ぼくに気付いたみおが男の人に挨拶をして、歩いてきた。笑顔いっぱいで歩いてくる表情に不安が和らいで、ぼくもうれしさと安心とで笑顔になる。


「ただいまー」

「おかえりー」

「こんなところで待っててくれたの?」

「ううん、今降りてきたばっかり」


ガラス越しの向こうでまだみおを見てるあの人が気になる、早く家に行こう。

みおの肘に手をかけて軽く引っぱりながら、エレベーターへ向かった。


家に入ってドアを閉めたら、ほっとした。先にパンプスを脱いでリビングに向かうみおの後ろ姿に体当たり気味にハグしたら、みおがつんのめりそうになった。


「わゎっ。どうしたの?」


「んー。一人で待ってるの、寂しかった」


そうじゃない。あーちゃんと2人暮らしの時はよく一人で待ってたから、一人が寂しいと言うより、みおが帰ってこないかもって思ったことが怖かったんだ。でも、それを言うとみおが気にするし。

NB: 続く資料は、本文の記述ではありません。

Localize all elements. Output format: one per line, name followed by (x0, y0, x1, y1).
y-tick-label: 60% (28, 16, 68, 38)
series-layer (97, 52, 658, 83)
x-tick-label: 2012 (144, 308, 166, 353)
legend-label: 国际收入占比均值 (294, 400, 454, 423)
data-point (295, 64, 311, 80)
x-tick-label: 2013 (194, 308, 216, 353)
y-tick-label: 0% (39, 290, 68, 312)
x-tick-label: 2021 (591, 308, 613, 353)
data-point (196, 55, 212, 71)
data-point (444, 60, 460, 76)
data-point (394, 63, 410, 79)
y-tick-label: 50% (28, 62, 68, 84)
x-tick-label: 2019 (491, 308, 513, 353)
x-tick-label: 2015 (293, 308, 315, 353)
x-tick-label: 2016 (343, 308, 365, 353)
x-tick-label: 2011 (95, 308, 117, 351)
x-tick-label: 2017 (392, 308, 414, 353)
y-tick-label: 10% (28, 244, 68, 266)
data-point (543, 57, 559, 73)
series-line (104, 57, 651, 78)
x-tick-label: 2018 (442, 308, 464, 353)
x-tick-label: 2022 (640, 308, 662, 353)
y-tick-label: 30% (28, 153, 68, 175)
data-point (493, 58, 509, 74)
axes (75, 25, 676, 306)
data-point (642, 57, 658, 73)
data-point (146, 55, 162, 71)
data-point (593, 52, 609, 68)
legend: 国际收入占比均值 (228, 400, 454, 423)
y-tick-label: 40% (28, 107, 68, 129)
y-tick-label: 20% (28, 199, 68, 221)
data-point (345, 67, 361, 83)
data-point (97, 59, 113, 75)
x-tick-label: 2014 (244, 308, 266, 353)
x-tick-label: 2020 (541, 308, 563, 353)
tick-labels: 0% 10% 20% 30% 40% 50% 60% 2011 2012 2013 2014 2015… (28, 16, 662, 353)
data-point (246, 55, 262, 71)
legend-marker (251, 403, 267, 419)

「そっか。遅くなってごめんね。お土産買ってきたんだけど、今から食べる?」


そんなにおなかが空いてなかったけど、みおと話ができる時間がほしくて「食べる」と答え、お茶を入れるためにみおを放してキッチンでお湯を沸かし始めた。


ワンピース姿のままのみおがお皿とフォークを3つずつ用意してケーキを載せていく。

ぼくの好きなレアチーズとみおの好きなチョコレートケーキと・・・モンブランはフォトフレームの中のあーちゃんの分。

円形のテーブルにコの字に置かれて、3人で食卓を囲んでいたころを思い出す。向かい合う2人の間にぼくが座る配置だ。目の前の紅茶にみおが手を添えて、口を開いた。


「今日、先輩にあーちゃんの話をしたんだ」


落ち着いた口調で、そこに至るまでのレストランでの話を聞かせてくれた。

今まで苦しくて口にできなかったけど、話をしたことで自分の気持ちを少し整理できたことも。

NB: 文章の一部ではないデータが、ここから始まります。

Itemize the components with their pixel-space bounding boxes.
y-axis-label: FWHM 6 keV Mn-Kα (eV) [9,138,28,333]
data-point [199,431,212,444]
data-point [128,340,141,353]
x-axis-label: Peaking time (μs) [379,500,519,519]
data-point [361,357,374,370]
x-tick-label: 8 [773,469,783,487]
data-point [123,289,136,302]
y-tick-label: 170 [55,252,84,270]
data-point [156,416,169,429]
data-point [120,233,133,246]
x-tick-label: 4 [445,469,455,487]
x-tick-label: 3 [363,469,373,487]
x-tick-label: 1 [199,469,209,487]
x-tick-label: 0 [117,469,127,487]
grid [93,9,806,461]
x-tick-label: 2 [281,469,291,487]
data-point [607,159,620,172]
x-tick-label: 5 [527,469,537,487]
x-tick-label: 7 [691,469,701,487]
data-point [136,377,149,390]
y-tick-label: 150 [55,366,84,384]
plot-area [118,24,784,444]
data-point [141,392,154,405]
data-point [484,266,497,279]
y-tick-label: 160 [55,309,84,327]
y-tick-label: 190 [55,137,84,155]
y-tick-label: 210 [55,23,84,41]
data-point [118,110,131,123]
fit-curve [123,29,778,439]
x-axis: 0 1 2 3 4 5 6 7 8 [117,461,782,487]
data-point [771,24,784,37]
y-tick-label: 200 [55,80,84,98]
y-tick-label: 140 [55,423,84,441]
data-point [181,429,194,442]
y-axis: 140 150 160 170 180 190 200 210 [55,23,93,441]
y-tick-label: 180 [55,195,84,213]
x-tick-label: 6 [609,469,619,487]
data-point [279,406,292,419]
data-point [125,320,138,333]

それを聞いて、ずっと抱え込んでたみおの気持ちを思ってぼくの心が痛んだ。同時に、なんでぼくに相談してくれなかったんだろうって、悔しくなった。


「・・・ぼくのことも、もっと頼ってよ」


つぶやいたひと言はちょっとふて腐れて聞こえたかもしれない。こんなだから、頼りにならないって思われてても仕方がないかも。頼ってもらえるにはどうしたらいいの?

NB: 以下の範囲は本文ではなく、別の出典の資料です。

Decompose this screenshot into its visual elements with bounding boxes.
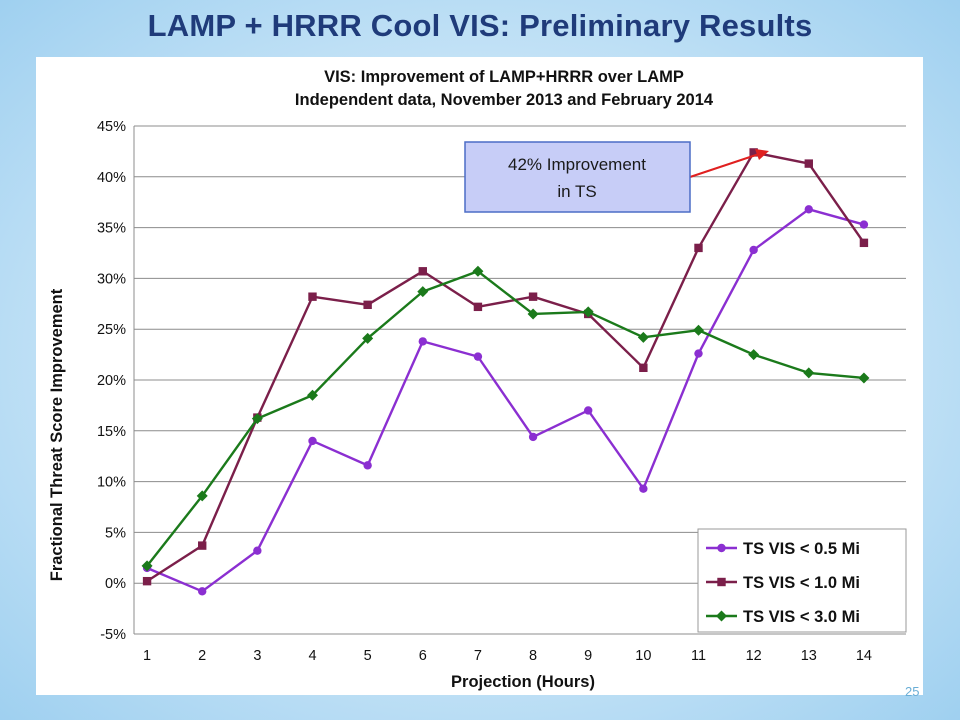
annotation-box <box>464 141 691 213</box>
data-point <box>253 546 262 555</box>
data-point <box>582 306 594 318</box>
y-axis-label: Fractional Threat Score Improvement <box>48 288 66 581</box>
data-point <box>748 349 760 361</box>
y-axis-ticks: -5% 0% 5% 10% 15% 20% 25% 30% 35% 40% 45% <box>97 119 126 643</box>
y-tick-label: 30% <box>97 271 126 287</box>
x-tick-label: 9 <box>584 648 592 664</box>
data-point <box>527 308 539 320</box>
x-tick-label: 14 <box>856 648 872 664</box>
chart-title-line-1: VIS: Improvement of LAMP+HRRR over LAMP <box>324 68 684 86</box>
data-point <box>198 541 207 550</box>
annotation-text-line-1: 42% Improvement <box>508 155 646 174</box>
y-tick-label: 35% <box>97 221 126 237</box>
y-tick-label: 15% <box>97 424 126 440</box>
x-tick-label: 3 <box>253 648 261 664</box>
series-line <box>146 208 865 593</box>
data-point <box>693 324 704 336</box>
data-point <box>472 265 484 277</box>
data-point <box>308 436 317 446</box>
legend-item: TS VIS < 0.5 Mi <box>706 540 860 558</box>
y-tick-label: -5% <box>100 627 126 643</box>
data-point <box>473 352 483 361</box>
y-tick-label: 45% <box>97 119 126 135</box>
annotation-arrowhead <box>755 149 769 160</box>
data-point <box>716 610 727 622</box>
data-point <box>308 292 317 301</box>
data-point <box>196 490 208 502</box>
data-point <box>804 159 813 168</box>
data-point <box>639 484 648 493</box>
x-tick-label: 13 <box>801 648 817 664</box>
data-point <box>639 363 648 373</box>
data-point <box>717 577 726 587</box>
legend-item: TS VIS < 1.0 Mi <box>706 574 860 592</box>
x-tick-label: 6 <box>419 648 427 664</box>
x-tick-label: 1 <box>143 648 151 664</box>
x-tick-label: 11 <box>691 648 706 664</box>
data-point <box>141 560 153 572</box>
x-tick-label: 8 <box>529 648 537 664</box>
x-axis-ticks: 1 2 3 4 5 6 7 8 9 10 11 12 13 14 <box>143 648 872 664</box>
page-number: 25 <box>905 684 920 699</box>
data-point <box>142 576 152 586</box>
data-point <box>528 432 538 442</box>
y-tick-label: 10% <box>97 475 126 491</box>
x-axis-label: Projection (Hours) <box>451 673 595 691</box>
x-tick-label: 5 <box>364 648 372 664</box>
data-point <box>804 205 813 214</box>
data-point <box>859 220 869 229</box>
y-tick-label: 20% <box>97 373 126 389</box>
data-point <box>251 413 263 425</box>
legend-item: TS VIS < 3.0 Mi <box>706 608 860 626</box>
data-point <box>363 300 372 310</box>
y-tick-label: 5% <box>105 525 126 541</box>
series-line <box>146 270 865 567</box>
data-point <box>749 148 758 157</box>
data-point <box>637 331 649 343</box>
data-point <box>307 389 318 401</box>
chart-title-line-2: Independent data, November 2013 and Febr… <box>295 91 714 109</box>
series-group <box>141 148 870 596</box>
data-point <box>584 406 593 415</box>
data-point <box>198 587 207 596</box>
gridlines <box>133 125 906 635</box>
data-point <box>859 238 869 248</box>
data-point <box>694 243 703 253</box>
data-point <box>528 292 538 301</box>
data-point <box>858 372 870 384</box>
line-chart: VIS: Improvement of LAMP+HRRR over LAMP … <box>48 68 907 691</box>
y-tick-label: 40% <box>97 170 126 186</box>
x-tick-label: 4 <box>308 648 316 664</box>
x-tick-label: 12 <box>746 648 762 664</box>
data-point <box>363 461 372 470</box>
x-tick-label: 2 <box>198 648 206 664</box>
annotation-arrow <box>689 153 760 178</box>
data-point <box>362 332 374 344</box>
legend-label: TS VIS < 1.0 Mi <box>743 574 860 592</box>
chart-panel: VIS: Improvement of LAMP+HRRR over LAMP … <box>36 57 923 695</box>
series-3 <box>141 265 870 572</box>
data-point <box>717 543 726 553</box>
data-point <box>418 337 427 346</box>
series-line <box>146 151 865 583</box>
data-point <box>417 286 429 298</box>
annotation-callout: 42% Improvement in TS <box>464 141 769 213</box>
legend-label: TS VIS < 3.0 Mi <box>743 608 860 626</box>
data-point <box>694 349 703 358</box>
y-tick-label: 25% <box>97 322 126 338</box>
legend-label: TS VIS < 0.5 Mi <box>743 540 860 558</box>
series-2 <box>142 148 869 586</box>
data-point <box>418 267 427 276</box>
x-tick-label: 10 <box>635 648 651 664</box>
annotation-text-line-2: in TS <box>557 182 596 201</box>
y-tick-label: 0% <box>105 576 126 592</box>
data-point <box>473 302 483 312</box>
data-point <box>803 367 815 379</box>
legend: TS VIS < 0.5 Mi TS VIS < 1.0 Mi TS VIS < 3… <box>697 528 907 633</box>
slide-title: LAMP + HRRR Cool VIS: Preliminary Result… <box>147 8 813 43</box>
x-tick-label: 7 <box>474 648 482 664</box>
data-point <box>749 245 758 255</box>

みおの手がぼくの頭に優しく乗せられて、ゆっくりなでられた。


「今だって十分頼りにしてるよ。翔太くんがいるから私、よく眠れるしご飯が美味しく食べられるし、明日が来るのが楽しみだし」


それからね、えーっと・・・と首をひねりながら続きを探すみおを見てたら、おかしくなってきた。そうだね、ぼくもみおと同じだ。


「ぼくもみおがいるから、学校に行くのも帰ってくるのも楽しいよ」


うんうんと、みおがにっこりうなずく。

そっか、ぼくがいることで楽しいなら、ずっと毎日一緒にいよう。


「ねぇ、今日一緒に寝ていい?前みたいに」


あーちゃんが亡くなってしばらく眠れない夜が続いたとき、みおと手を繋いで寝たら、ぐっすり眠れるようになった。今はよく眠れるけど、今日はもうちょっと一緒にいたい。


「いいよ。でも暑いから、くっついてきちゃやーよ」


いたずらっぽく笑いながら、今度はくしゃっと軽く髪をかき上げられた。



お風呂を済ませて自分の枕を持ち、引き戸を開けてみおの部屋へ入った。ベッドはぼくの両手を広げたのと同じくらいの幅。あーちゃんと眠るために入れた大きいサイズだ。向かって右側にぼくの枕をセットしてベッドに仰向けに寝ころんだ。

みおが隣に来るのを待ってると安心で、体中の力が抜けてく。


みおが課題のレポートを終えるまで、寝ないでいられるかなぁ。まだ今日の楽しかったこと、話しきれてないんだよね。

そこまでは覚えてたのに、気がついたら朝だった。